= Treatise on the Resurrection =

Early Christian Gnostic text

The Treatise on the Resurrection is an ancient Gnostic or quasi-Gnostic Christian text which was found at Nag Hammadi, Egypt. It is also sometimes referred to as "The Letter to Rheginos" because it is a letter responding to questions about the resurrection posed by Rheginos, who may have been a non-Gnostic Christian.

==Background==

The main message of the treatise is that Christians should consider themselves already resurrected in a spiritual sense and that the resurrection is real, not just a metaphor. It asserts that Jesus "lived as flesh" and was "both human and divine." These statements imply that the author rejected docetism, an idea frequently found among the Gnostics. The text also says that Jesus "displayed himself as the Son of God."

==The Treatise==

Aside from these more orthodox characteristics, the text is otherwise Gnostic since it embraces typical Gnostic themes, such as the restoration of the pleroma, multiple divinities, aeons, predestination, and respect for Paul, whom it calls "The Apostle." As such, the text may have come from a quasi-Gnostic school which retained more orthodox interpretations concerning the nature of Christ.

The text is noticeably Christian in tone and is Jesus-centric to a greater degree than other texts found at Nag Hammadi. It alludes to the account of the Transfiguration found in the Gospel of Mark, saying, "Do you remember reading in the Gospel how Elijah and Moses appeared?" Hence, the text indicates that the author accepted Mark's synoptic gospel narrative as sacred.

Unlike many other texts found at Nag Hammadi, The Treatise on the Resurrection is not pseudepigraphical since the author does not pretend to be an apostolic figure who received a special revelation.
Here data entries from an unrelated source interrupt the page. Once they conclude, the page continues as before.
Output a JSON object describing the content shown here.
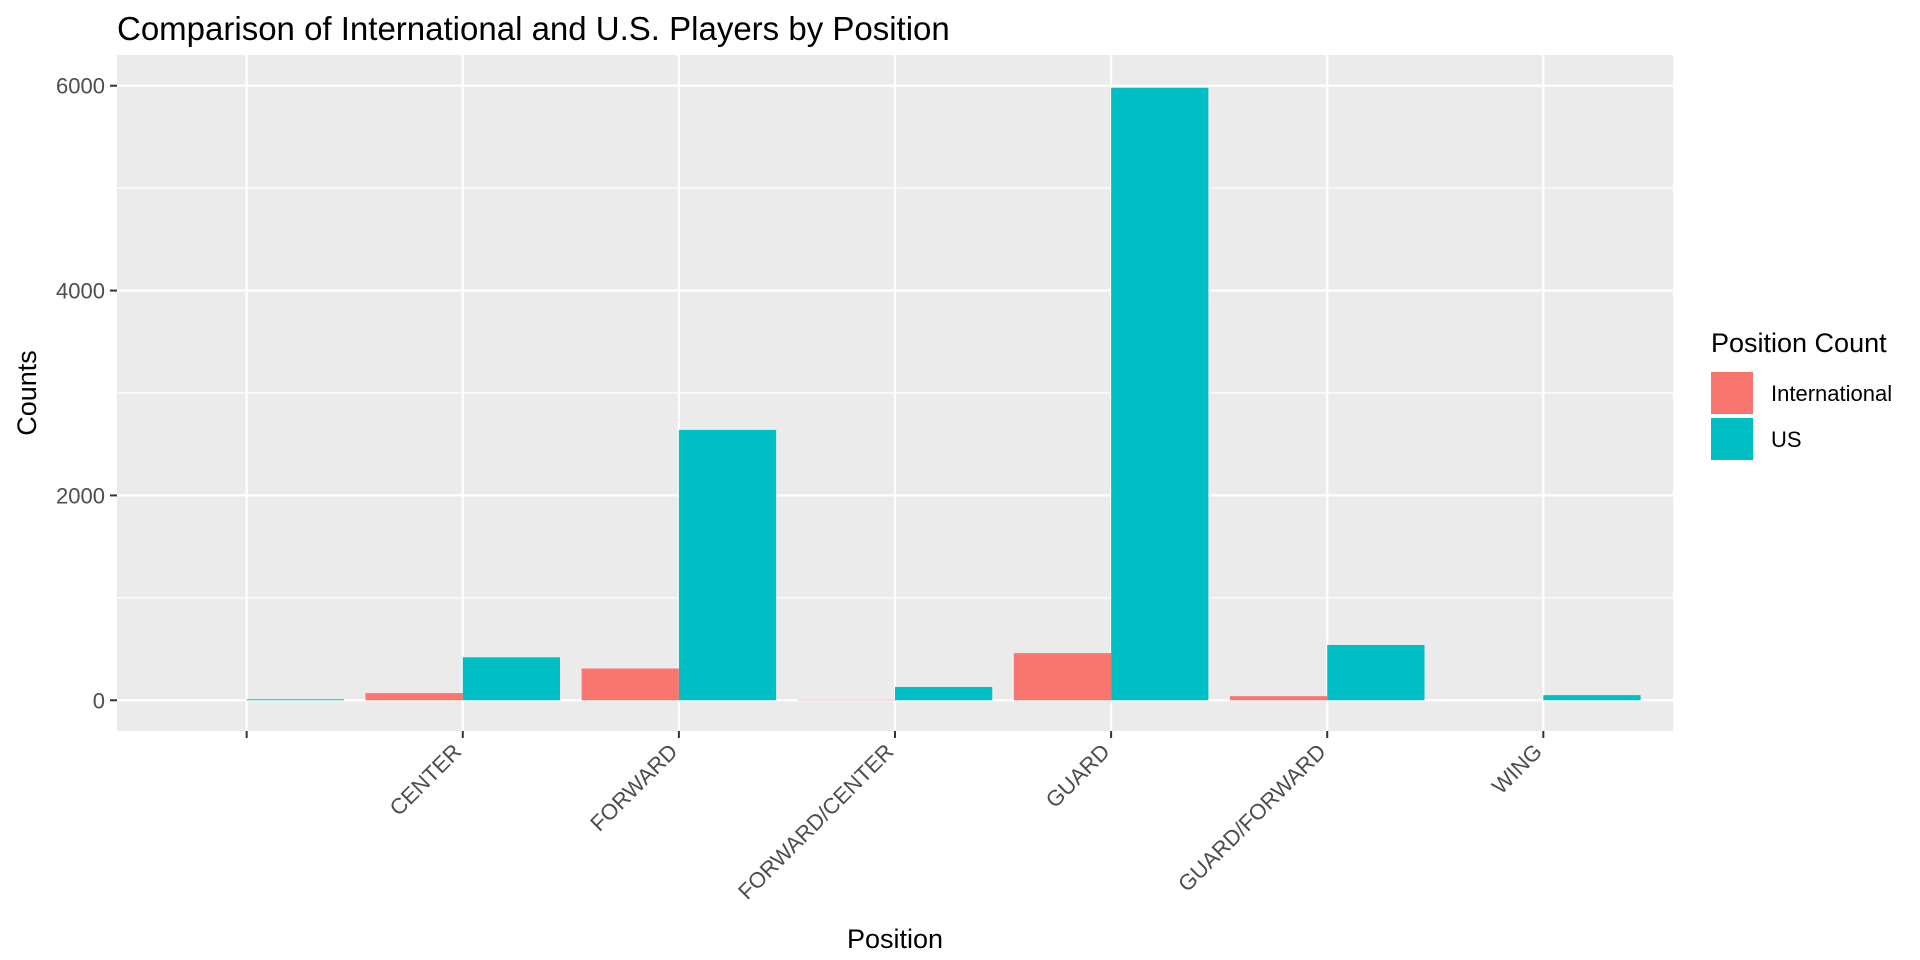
{
  "chart_data": {
    "type": "bar",
    "title": "Comparison of International and U.S. Players by Position",
    "xlabel": "Position",
    "ylabel": "Counts",
    "categories": [
      "",
      "CENTER",
      "FORWARD",
      "FORWARD/CENTER",
      "GUARD",
      "GUARD/FORWARD",
      "WING"
    ],
    "series": [
      {
        "name": "International",
        "color": "#F8766D",
        "values": [
          0,
          70,
          310,
          5,
          460,
          40,
          0
        ]
      },
      {
        "name": "US",
        "color": "#00BFC4",
        "values": [
          10,
          420,
          2640,
          130,
          5980,
          540,
          50
        ]
      }
    ],
    "ylim": [
      -300,
      6300
    ],
    "yticks": [
      0,
      2000,
      4000,
      6000
    ],
    "grid": true,
    "legend": {
      "title": "Position Count",
      "position": "right"
    },
    "panel_background": "#EBEBEB",
    "grid_color": "#FFFFFF"
  }
}
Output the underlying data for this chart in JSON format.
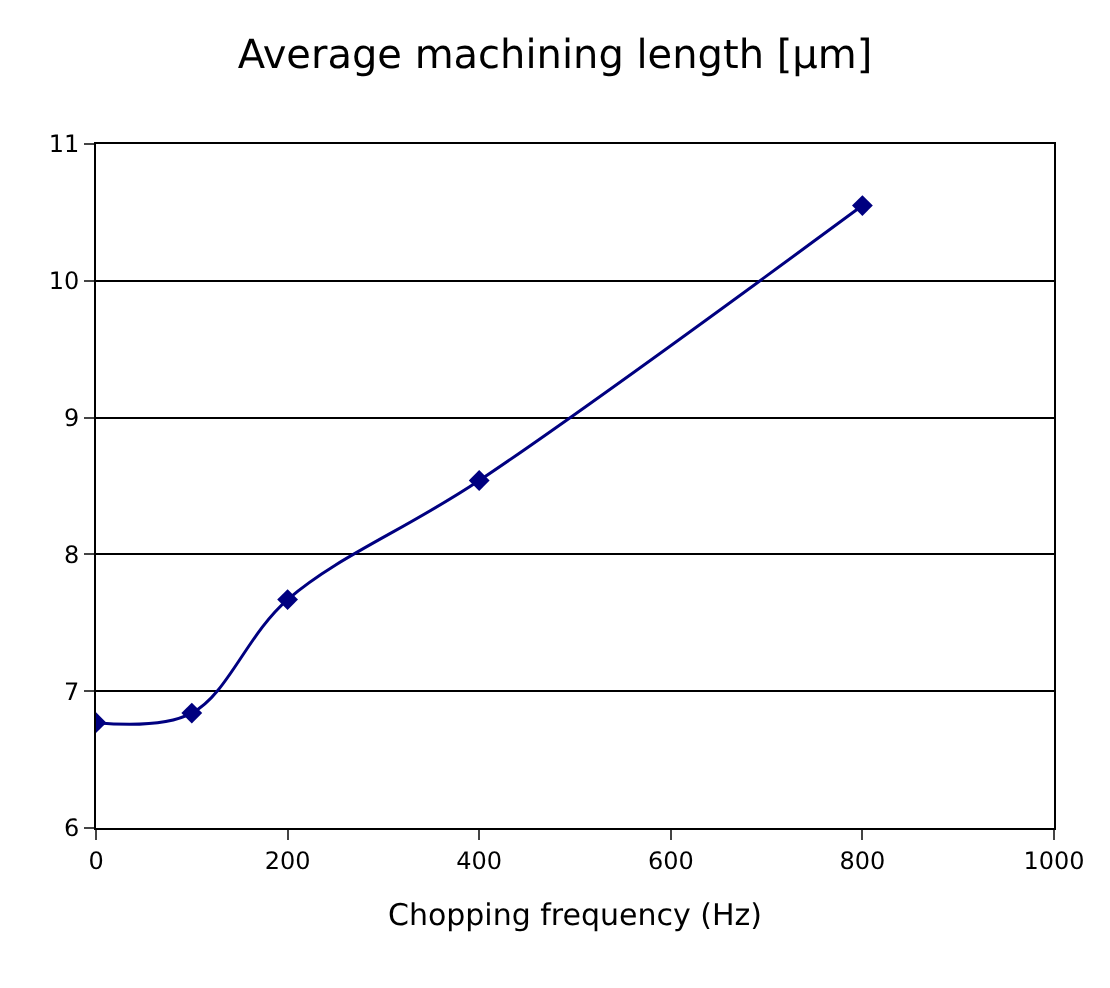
{
  "chart_data": {
    "type": "line",
    "title": "Average machining length [µm]",
    "xlabel": "Chopping frequency (Hz)",
    "x": [
      0,
      100,
      200,
      400,
      800
    ],
    "series": [
      {
        "color": "#000080",
        "values": [
          6.77,
          6.84,
          7.67,
          8.54,
          10.55
        ]
      }
    ],
    "xlim": [
      0,
      1000
    ],
    "xticks": [
      0,
      200,
      400,
      600,
      800,
      1000
    ],
    "ylim": [
      6,
      11
    ],
    "yticks": [
      6,
      7,
      8,
      9,
      10,
      11
    ],
    "grid": "y",
    "marker": "diamond",
    "line_style": "solid"
  }
}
The text is simply a letter to someone named Rheginos. It belongs to a genre more akin to the New Testament letters than the apocryphon typical of Gnostic pseudepigrapha.

The treatise contains a mix of proto-orthodox and gnostic views. This mixture is apparent in an excerpt regarding who Jesus was and his purpose. The excerpt states: "Now the Son of God, Rheginos, was Son of Man. He embraced them both, possessing the humanity and the divinity, so that on the one hand, he might vanquish death through his being Son of God, and that on the other, through the Son of Man, the restoration to the Pleroma might occur; because he was originally from above, a seed of the Truth because this structure (of the cosmos) had come into being. In this (structure), many dominions and divinities came into existence."

The concept that Jesus was both divine and human was part of the proto-orthodox view. However, the belief in the existence of many divinities and the Pleroma were both gnostic views that proto-orthodox Christians rejected. Accordingly, the idea that Jesus's purpose was to restore the Pleroma was also a gnostic belief.

The author also asserts that this world is an illusion and instructs Rheginos not to "live in conformity with the flesh" because the goal of gnostic Christians is to be "released from this Element" (i.e., released from the material world).

The letter also contains statements that indicate that the author believed in predestination. One excerpt states, "Therefore, we are elected to salvation and redemption since we are predestined from the beginning not to fall into the foolishness of those who are without knowledge, but we shall enter into the wisdom of those who have known the Truth." This excerpt also emphasizes the importance of knowledge for salvation, which is also a gnostic view.

==Dating and authorship==
There is general agreement that the extant Coptic text can be dated to the fourth century before it was hidden in response to Athanasius’s 39th festal letter in 367 CE, which defined the scope of the New Testament. The original Greek treatise is usually taken to have been written in the second half of the second century, likely by a leader in the Valentinian movement. There is, however, debate over the date of composition.

Early scholars Puech and Quispel (1963) argued for Valentinus's mid-second-century date (150 CE) and authorship. They reasoned that the abundance of New Testament content in the treatise indicates the author's possession of a collection of materials that became available after the first quarter of the second century. As the Church developed orthodox and heterodox positions during this time, the treatise arose from emerging heretical views. W. C. Van Unnik (1963) supposed an uncertain second-century date but suggested that the early-Church context led to the treatise's more orthodox view of the resurrection than other Gnostic texts. Malcolm Peel (1969) and Bentley Layton (1989), who wrote his doctoral dissertation at Harvard University about the text, suggest a late second-century date. While not impossible, the suggestion of authorship by Valentinus himself has fallen out of favor.

Arguing for a much later, fourth-century date, Edwards (1995) suggests that the combination of orthodox and heterodox elements in the text reflects a later, more developed Valentinianism that sought unity after the Arian controversy in the mid-fourth century. However, Craig (2012) notes that this fourth-century date leaves little room for the original Greek manuscript to circulate and be translated before being hidden around 367 CE. She finds it is for that reason, given the Pauline tendencies already present in earlier Valentinianism, and the arguments of Puech, Quispel and Van Unnik, that the second-century date is generally preferred.